Port-au-Prince, dimanche 2 septembre 2018 ((rezonodwes.com))– Pour le docteur en économie, Eddy Labossière, le pouvoir Tèt Kale 2 est en train de commettre un véritable crime en faisant du paiement de la dette sa première priorité.


« Dans le Budget 18/19 la Dette représente 14% du Budget, loin devant l’agriculture 6,5 % l’éducation 12% la santé 7%. Donc payer la dette devient la première priorité du gouvernement, c’est donc un crime. Il faut saisir les biens des dispensateurs de Petro-Caribe pour payer cette dette », a publié sur Twitter le président de l’Association des Économistes haïtiens.

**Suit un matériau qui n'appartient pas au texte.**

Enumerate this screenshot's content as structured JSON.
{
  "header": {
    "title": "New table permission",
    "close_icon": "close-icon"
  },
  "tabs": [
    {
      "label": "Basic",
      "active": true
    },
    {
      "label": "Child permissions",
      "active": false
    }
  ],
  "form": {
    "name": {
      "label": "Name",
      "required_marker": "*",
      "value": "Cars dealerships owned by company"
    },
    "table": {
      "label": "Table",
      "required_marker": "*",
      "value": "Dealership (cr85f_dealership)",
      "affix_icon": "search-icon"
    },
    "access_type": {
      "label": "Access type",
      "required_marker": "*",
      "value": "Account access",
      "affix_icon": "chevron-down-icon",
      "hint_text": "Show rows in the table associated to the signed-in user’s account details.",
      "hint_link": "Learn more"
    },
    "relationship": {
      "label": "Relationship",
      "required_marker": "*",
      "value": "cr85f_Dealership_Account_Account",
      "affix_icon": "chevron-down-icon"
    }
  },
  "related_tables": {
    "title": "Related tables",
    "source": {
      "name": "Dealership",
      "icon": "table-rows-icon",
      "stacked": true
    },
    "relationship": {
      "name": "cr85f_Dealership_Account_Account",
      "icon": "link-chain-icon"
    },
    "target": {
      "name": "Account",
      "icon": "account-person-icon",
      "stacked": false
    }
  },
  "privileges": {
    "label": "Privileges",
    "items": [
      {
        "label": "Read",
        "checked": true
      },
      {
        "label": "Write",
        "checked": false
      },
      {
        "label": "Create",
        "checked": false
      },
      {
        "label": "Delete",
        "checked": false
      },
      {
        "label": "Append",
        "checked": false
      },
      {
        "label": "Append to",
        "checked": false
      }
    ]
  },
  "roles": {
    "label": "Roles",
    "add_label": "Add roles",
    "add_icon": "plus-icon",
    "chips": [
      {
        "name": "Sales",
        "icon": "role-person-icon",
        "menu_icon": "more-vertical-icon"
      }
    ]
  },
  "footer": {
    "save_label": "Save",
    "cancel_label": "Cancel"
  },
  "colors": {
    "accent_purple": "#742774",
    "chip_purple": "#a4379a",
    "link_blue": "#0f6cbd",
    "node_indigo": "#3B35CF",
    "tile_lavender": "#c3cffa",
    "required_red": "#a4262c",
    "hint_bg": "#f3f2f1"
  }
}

Par contre, durant les vingt deux mois de campagne électorale de l’actuel président haïtien, le paiement de la dette d’Haïti envers ses créanciers internes ou externes n’a jamais été une de ses préoccupations.

Ce dossier, d’ailleurs, n’a jamais été abordé par le dauphin du président Michel Joseph Martelly, qui s’est contenté de vendre son slogan « Nèg Bannann nan » en promettant, comme tout programme qu’il allait mettre ensemble, les gens, le soleil, la terre et l’eau afin de mettre de la nourriture dans les assiettes et de l’argent dans les poches du peuple.


Mais, une fois arrivé au timon des affaires, tout a changé. Le nouveau président a montré qu’il accorde beaucoup plus d’importance à faire plaisir aux créanciers d’Haïti en augmentant les taxes et les prix de l’essence afin de trouver assez d’argent pour payer la dette publique dont plus de 85% provient des dépenses effectuées dans les fonds du programme Petro Caribe.